Prólogo - O irmão

211 25 41
                                    

Deitada na mesa de metal, a rapariga acordou lentamente. Atordoada e confusa, os seus olhos semiabertos percorreram o quarto escuro. Uma secretária de metal, cadeira de metal inclinada para o lado como se alguém tivesse acabado de se levantar; do lado oposto, virando a cabeça para a direita com dificuldade, a rapariga viu uma mesa coberta de objetos. Os seus olhos não conseguiram identificar o que eram, nem sequer onde ela estava. Tudo parecia demasiado turvo e distante, como se tivesse ainda drogada. Ele havia usado drogas para a fazer desmaiar, essa era a única resposta para ela não se recordar de como chegara ali.

– Linda. – Sussurrou uma voz masculina ao seu ouvido. Dois dedos deslizaram pela sua bochecha. Ela bem se tentou afastar, mas não conseguia. – Serás perfeita para exposição.

Sem saber o que fazer, a jovem tentou observar a sala e descobrir uma saída, mas o seu capturador já havia injetado um líquido espesso no seu corpo e a sua mente fugia do estado de consciência. Os seus pulmões prendiam quase como se enchessem de água, o coração batia cada vez mais devagar e a sua cabeça pesava. Ela fechou os olhos e pensou no Centro, nas pessoas que a ajudaram e na família que ela perdera. Tudo passava pela sua mente enquanto o corpo caia num abismo do qual ela nunca iria sobreviver.

***

– Vais ser perfeita. – Ele viu o corpo falecer e não falou mais.
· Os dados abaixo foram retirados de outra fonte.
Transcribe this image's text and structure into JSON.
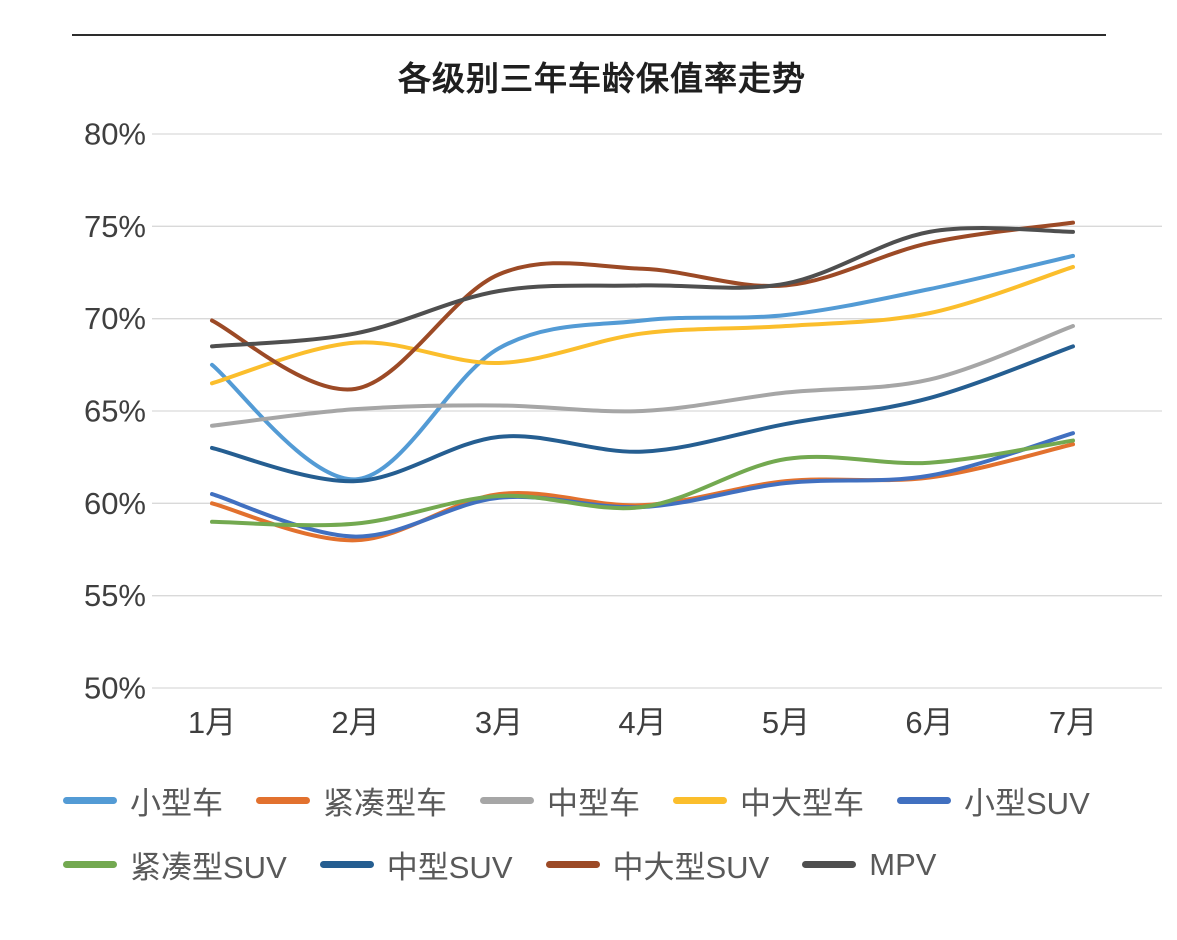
{
  "chart_data": {
    "type": "line",
    "title": "各级别三年车龄保值率走势",
    "categories": [
      "1月",
      "2月",
      "3月",
      "4月",
      "5月",
      "6月",
      "7月"
    ],
    "y_ticks": [
      {
        "label": "80%",
        "value": 80
      },
      {
        "label": "75%",
        "value": 75
      },
      {
        "label": "70%",
        "value": 70
      },
      {
        "label": "65%",
        "value": 65
      },
      {
        "label": "60%",
        "value": 60
      },
      {
        "label": "55%",
        "value": 55
      },
      {
        "label": "50%",
        "value": 50
      }
    ],
    "ylim": [
      50,
      80
    ],
    "unit": "%",
    "grid": "horizontal",
    "legend_position": "bottom",
    "legend_rows": [
      [
        0,
        1,
        2,
        3,
        4
      ],
      [
        5,
        6,
        7,
        8
      ]
    ],
    "series": [
      {
        "name": "小型车",
        "color": "#539BD5",
        "values": [
          67.5,
          61.3,
          68.4,
          69.9,
          70.2,
          71.6,
          73.4
        ]
      },
      {
        "name": "紧凑型车",
        "color": "#E2712E",
        "values": [
          60.0,
          58.0,
          60.5,
          59.9,
          61.2,
          61.4,
          63.2
        ]
      },
      {
        "name": "中型车",
        "color": "#A6A6A6",
        "values": [
          64.2,
          65.1,
          65.3,
          65.0,
          66.0,
          66.7,
          69.6
        ]
      },
      {
        "name": "中大型车",
        "color": "#FBBE2C",
        "values": [
          66.5,
          68.7,
          67.6,
          69.2,
          69.6,
          70.3,
          72.8
        ]
      },
      {
        "name": "小型SUV",
        "color": "#4170C0",
        "values": [
          60.5,
          58.2,
          60.3,
          59.8,
          61.1,
          61.5,
          63.8
        ]
      },
      {
        "name": "紧凑型SUV",
        "color": "#73A950",
        "values": [
          59.0,
          58.9,
          60.4,
          59.8,
          62.4,
          62.2,
          63.4
        ]
      },
      {
        "name": "中型SUV",
        "color": "#255E91",
        "values": [
          63.0,
          61.2,
          63.6,
          62.8,
          64.3,
          65.7,
          68.5
        ]
      },
      {
        "name": "中大型SUV",
        "color": "#9C4A26",
        "values": [
          69.9,
          66.2,
          72.4,
          72.7,
          71.8,
          74.1,
          75.2
        ]
      },
      {
        "name": "MPV",
        "color": "#4F4F4F",
        "values": [
          68.5,
          69.2,
          71.5,
          71.8,
          71.9,
          74.7,
          74.7
        ]
      }
    ]
  }
}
O passado regressava à sua mente sem que ele lhe desse autorização. Imagens do corpo da sua mãe, dormindo sobre a água do riacho, faziam com que ele se afastasse da jovem. Ela não era igual à sua adorada mãe, nunca seria perfeita como ela. Grunhindo, ele esmurrou a parede, magoando a mão com as farpas da madeira que partira. Ele queria replicar a perfeição da sua mãe e do seu corpo magnífico indo ao sabor das correntes enquanto ele o largava.
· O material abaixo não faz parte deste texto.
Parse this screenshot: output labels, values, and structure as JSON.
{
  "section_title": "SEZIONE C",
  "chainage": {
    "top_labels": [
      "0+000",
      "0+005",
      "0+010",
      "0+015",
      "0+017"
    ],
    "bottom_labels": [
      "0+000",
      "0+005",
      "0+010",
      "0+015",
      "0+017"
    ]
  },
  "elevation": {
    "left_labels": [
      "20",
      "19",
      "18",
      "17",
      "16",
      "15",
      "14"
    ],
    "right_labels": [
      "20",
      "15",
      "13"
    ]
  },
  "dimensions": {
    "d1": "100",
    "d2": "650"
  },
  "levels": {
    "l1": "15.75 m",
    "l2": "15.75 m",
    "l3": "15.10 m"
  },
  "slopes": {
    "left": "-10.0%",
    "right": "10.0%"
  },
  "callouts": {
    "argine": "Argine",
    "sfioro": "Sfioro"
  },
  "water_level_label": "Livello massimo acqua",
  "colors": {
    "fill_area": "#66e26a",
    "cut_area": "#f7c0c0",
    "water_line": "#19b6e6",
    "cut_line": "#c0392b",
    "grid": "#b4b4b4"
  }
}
Passaram vinte anos desde que o incidente ocorrera. Apenas ele e a sua irmã sabiam a verdade. Fora horrendo quando a polícia chegara, mas nenhum deles falou. O silêncio era o único conforto, essa fora a uma das lições úteis que a mãe lhes ensinara. Agora que ele olhava para a rapariga deitada sobre a mesa, silêncio não era um conforto, era uma maldição. Ele queria ver a beleza de um corpo ondulando na água, contudo todas elas resistiram e ele teve de terminar o espetáculo pois era imperfeito. Ele acreditara mesmo que aquela era correta. Porque não pode ela sobreviver aos medicamentos?

– Mano? Estás ai em baixo? – A voz da sua irmãzinha soou vinda do topo das escadas da cave. Respirando fundo, ele passou a mão pelos cabelos e começou a subir a escadaria de madeira. Os degraus guinchando com cada passo.
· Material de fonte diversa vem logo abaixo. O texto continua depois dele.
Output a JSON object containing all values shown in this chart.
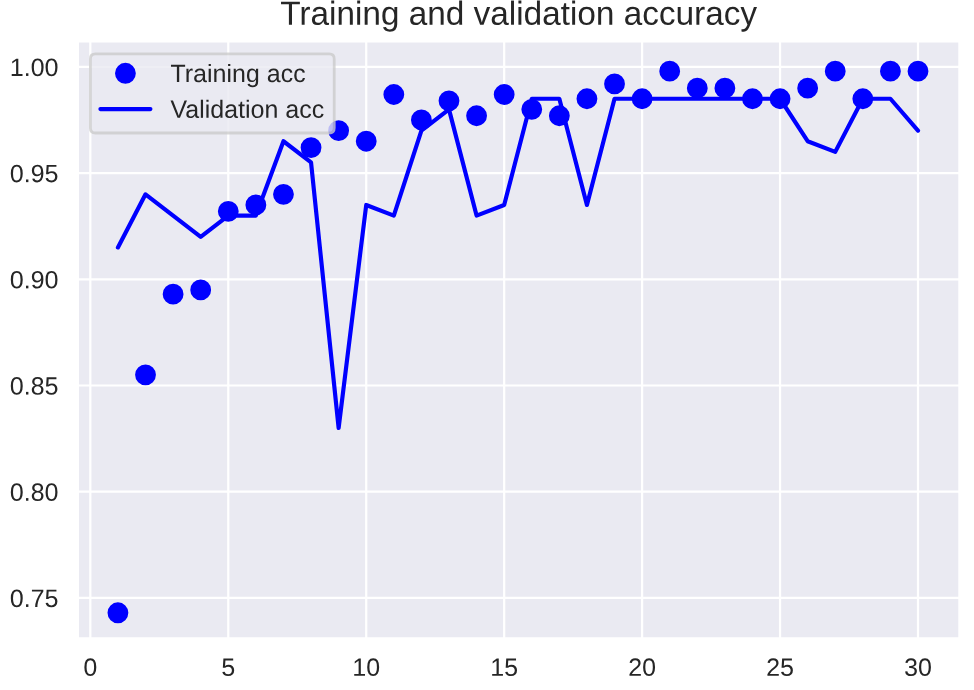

– Está tudo bem, Anita? – Perguntou, vendo as lágrimas correndo pelas suas bochechas pálidas. Os olhos cinzentos e distantes estavam fixos no seu rosto mas ele sabia que eles nunca mais voltariam a vê-lo. Recolhendo a sua irmã nos seus braços, ele fechou a porta com o pé. – O que aconteceu?

A Anita abanou a cabeça e continuou a chorar, escondendo o seu rosto no pescoço dele. Suspirando, ele cariciou os cabelos encaracolados e deixou que ela o apertasse nos seus braços. Ele sabia que quando ela começava a chorar nada a parava e ela não contaria o que acontecera para a colocar naquela situação até uma noite com um descanso de pouca qualidade. A Anita podia ter vinte e sete anos, contudo ela sempre seria a sua irmãzinha; ele faria de tudo para a proteger. Por esse motivo ele fizera com que o bastardo do Rodrigo desaparecesse da vida deles. Nada iria ameaçar a sua felicidade e ele iria encontrar a solução para o dilema. Quando a perfeita mulher sobrevivesse, tudo ficaria bem.

– Tudo ficará bem, Anita. Eu estou aqui.